Originally purchased in April 2016, the seller, an Arizona-based family trust, wanted to take advantage of an appreciating market with improving property fundamentals and submarket conditions. Buyers, Ajai Sharma (Dallas) and Satnam Sanghera (San Francisco), were in search of multifamily assets that would fit their value-add business strategy for expansion into the Phoenix market. Indigo Lofts, which was partially renovated at time of sale, represented a good opportunity to purchase an asset at well-below replacement cost that would also benefit from additional capital improvements ultimately increasing cash-flow and overall value. Additionally, the property’s location in Mesa, metro Phoenix’s fastest growing community, and strong market fundamentals made this an attractive opportunity. However, faced with potentially rising interest rates, the buyer needed to act quickly in order to ensure the best lending terms and meet their return requirements.

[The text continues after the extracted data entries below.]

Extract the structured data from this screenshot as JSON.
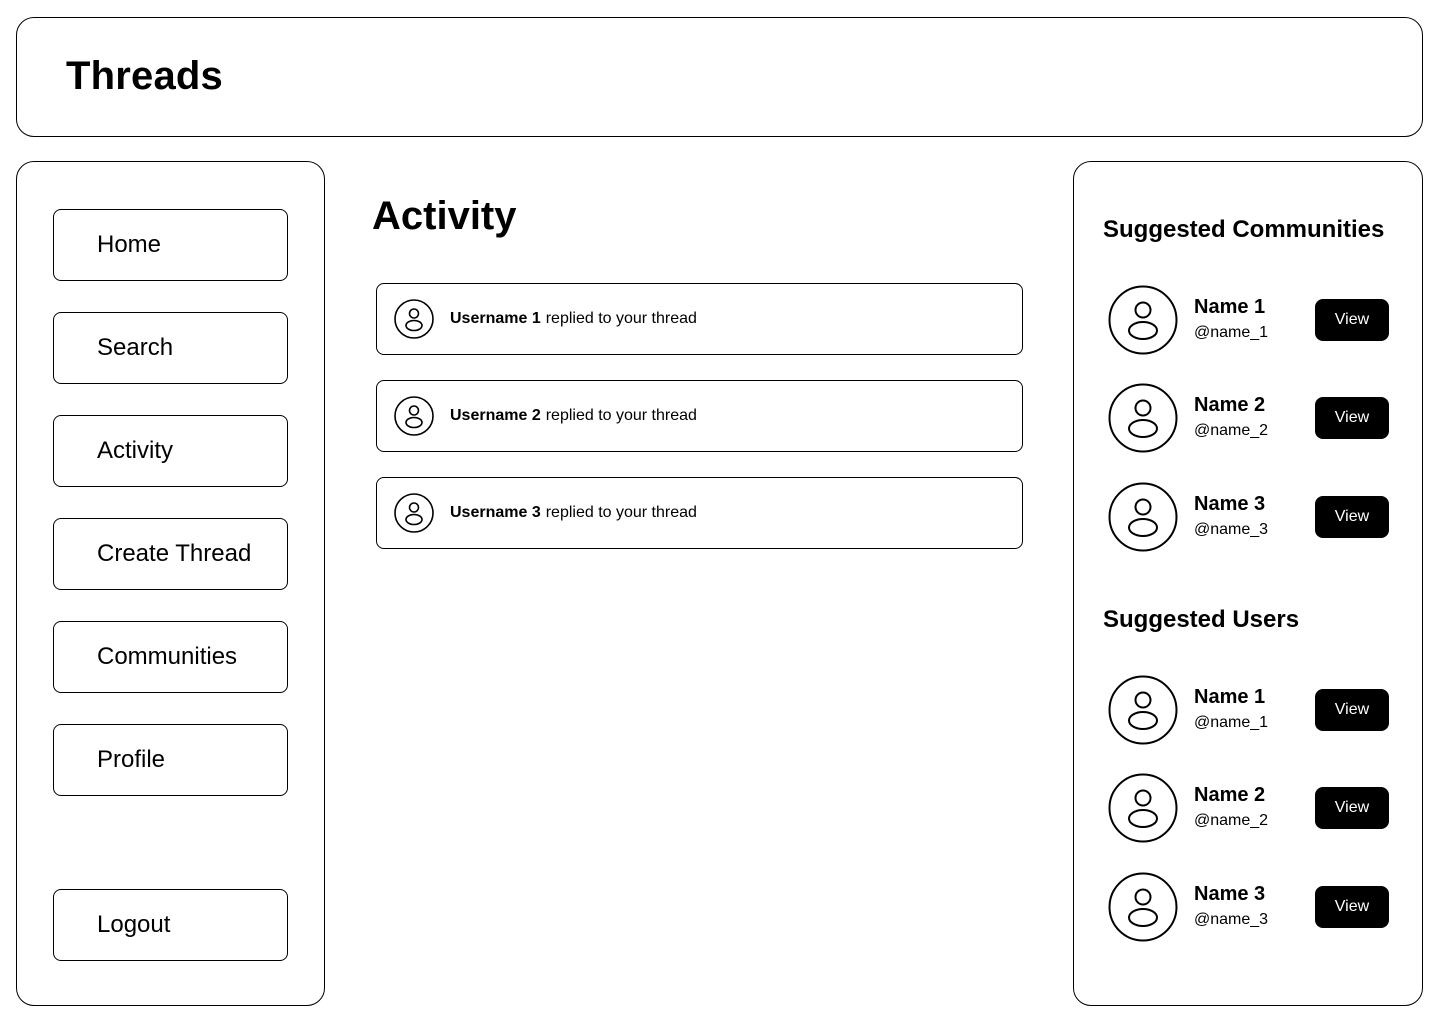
{
  "header": {
    "title": "Threads"
  },
  "sidebar": {
    "items": [
      {
        "label": "Home"
      },
      {
        "label": "Search"
      },
      {
        "label": "Activity"
      },
      {
        "label": "Create Thread"
      },
      {
        "label": "Communities"
      },
      {
        "label": "Profile"
      }
    ],
    "logout_label": "Logout"
  },
  "main": {
    "title": "Activity",
    "activities": [
      {
        "username": "Username 1",
        "text": "replied to your thread",
        "icon": "user-avatar-icon"
      },
      {
        "username": "Username 2",
        "text": "replied to your thread",
        "icon": "user-avatar-icon"
      },
      {
        "username": "Username 3",
        "text": "replied to your thread",
        "icon": "user-avatar-icon"
      }
    ]
  },
  "right_panel": {
    "communities": {
      "title": "Suggested Communities",
      "items": [
        {
          "name": "Name 1",
          "handle": "@name_1",
          "button": "View"
        },
        {
          "name": "Name 2",
          "handle": "@name_2",
          "button": "View"
        },
        {
          "name": "Name 3",
          "handle": "@name_3",
          "button": "View"
        }
      ]
    },
    "users": {
      "title": "Suggested Users",
      "items": [
        {
          "name": "Name 1",
          "handle": "@name_1",
          "button": "View"
        },
        {
          "name": "Name 2",
          "handle": "@name_2",
          "button": "View"
        },
        {
          "name": "Name 3",
          "handle": "@name_3",
          "button": "View"
        }
      ]
    }
  },
  "colors": {
    "background": "#ffffff",
    "border": "#000000",
    "button_bg": "#000000",
    "button_text": "#ffffff"
  }
}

The seller engaged the CBRE Capital Markets Investment Properties Multifamily team in Phoenix, recognizing the power of the CBRE platform and the team’s solid track record, including a career 97% sold-price to list-price ratio. Leveraging their market-leading expertise and deep investor pool, the Investment Properties team quickly identified the buyer as a good fit. Once the buyer had been selected, the CBRE Debt and Structured Finance team worked quickly to drive results for them from a lending standpoint with a Freddie Mac Small Balance Loan (SBL). CBRE’s dedicated SBL experts leveraged the platform to size the deal quickly and hold the quoted interest rate until rate lock right before closing. By hitting key benchmarks and submitting to Freddie Mac in a timely manner, CBRE was able to secure the financing at the initial quoted rate and terms. Additionally, CBRE Valuation was able to complete the appraisal within
two weeks and line up the necessary third-party reports needed to secure the loan prior to the buyer making a nonrefundable deposit.

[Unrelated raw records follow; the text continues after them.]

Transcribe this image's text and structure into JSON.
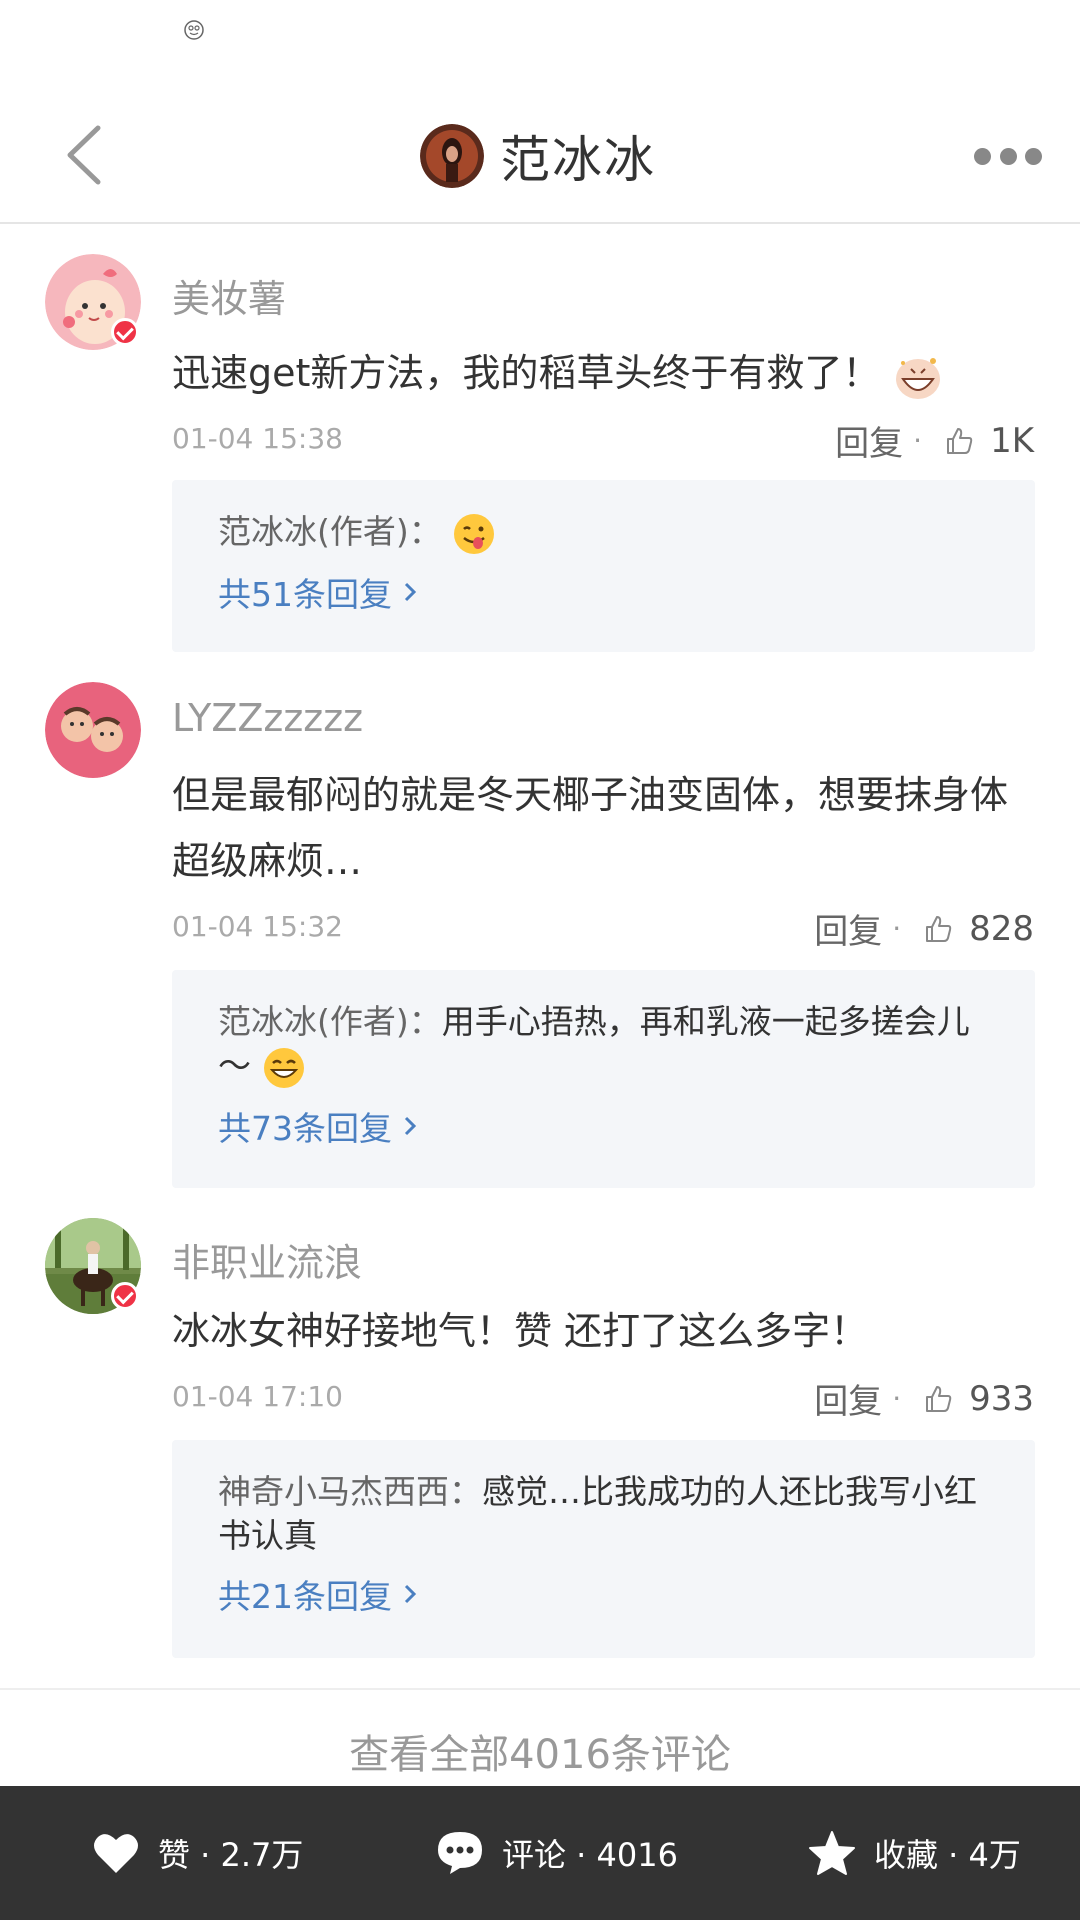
{
  "header": {
    "title": "范冰冰"
  },
  "comments": [
    {
      "username": "美妆薯",
      "text": "迅速get新方法，我的稻草头终于有救了！",
      "time": "01-04 15:38",
      "reply_label": "回复",
      "likes": "1K",
      "verified": true,
      "reply": {
        "author": "范冰冰(作者)：",
        "text": "",
        "more": "共51条回复"
      }
    },
    {
      "username": "LYZZzzzzz",
      "text": "但是最郁闷的就是冬天椰子油变固体，想要抹身体超级麻烦…",
      "time": "01-04 15:32",
      "reply_label": "回复",
      "likes": "828",
      "verified": false,
      "reply": {
        "author": "范冰冰(作者)：",
        "text": "用手心捂热，再和乳液一起多搓会儿～",
        "more": "共73条回复"
      }
    },
    {
      "username": "非职业流浪",
      "text": "冰冰女神好接地气！赞 还打了这么多字！",
      "time": "01-04 17:10",
      "reply_label": "回复",
      "likes": "933",
      "verified": true,
      "reply": {
        "author": "神奇小马杰西西：",
        "text": "感觉…比我成功的人还比我写小红书认真",
        "more": "共21条回复"
      }
    }
  ],
  "view_all": "查看全部4016条评论",
  "bottom_bar": {
    "like": "赞 · 2.7万",
    "comment": "评论 · 4016",
    "collect": "收藏 · 4万"
  },
  "icons": {
    "back": "chevron-left-icon",
    "more": "more-dots-icon",
    "like": "thumb-up-icon",
    "heart": "heart-icon",
    "comment": "chat-bubble-icon",
    "star": "star-icon"
  },
  "colors": {
    "link": "#4a7fc1",
    "bar": "#333333",
    "verified": "#ef3346"
  }
}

Ultimately, CBRE arranged a $5.5 million, 4.75% fixed-rate, 10-year loan with three years of interest-only payments. Because CBRE was able to work seamlessly behind the scenes with combined efforts from Investment Sales, Debt & Structured Finance and Valuation teams, all deadlines were met, and the buyer was able to lock-in their initially quoted rate before closing. Hitting all loan-related deadlines proved to be crucial in loan execution and delivery, as market rates had risen by 35 bps at closing due to interest rate volatility. Additionally, the sale marked a 22% return on the seller’s initial investment leaving them well-positioned for their next investment opportunity.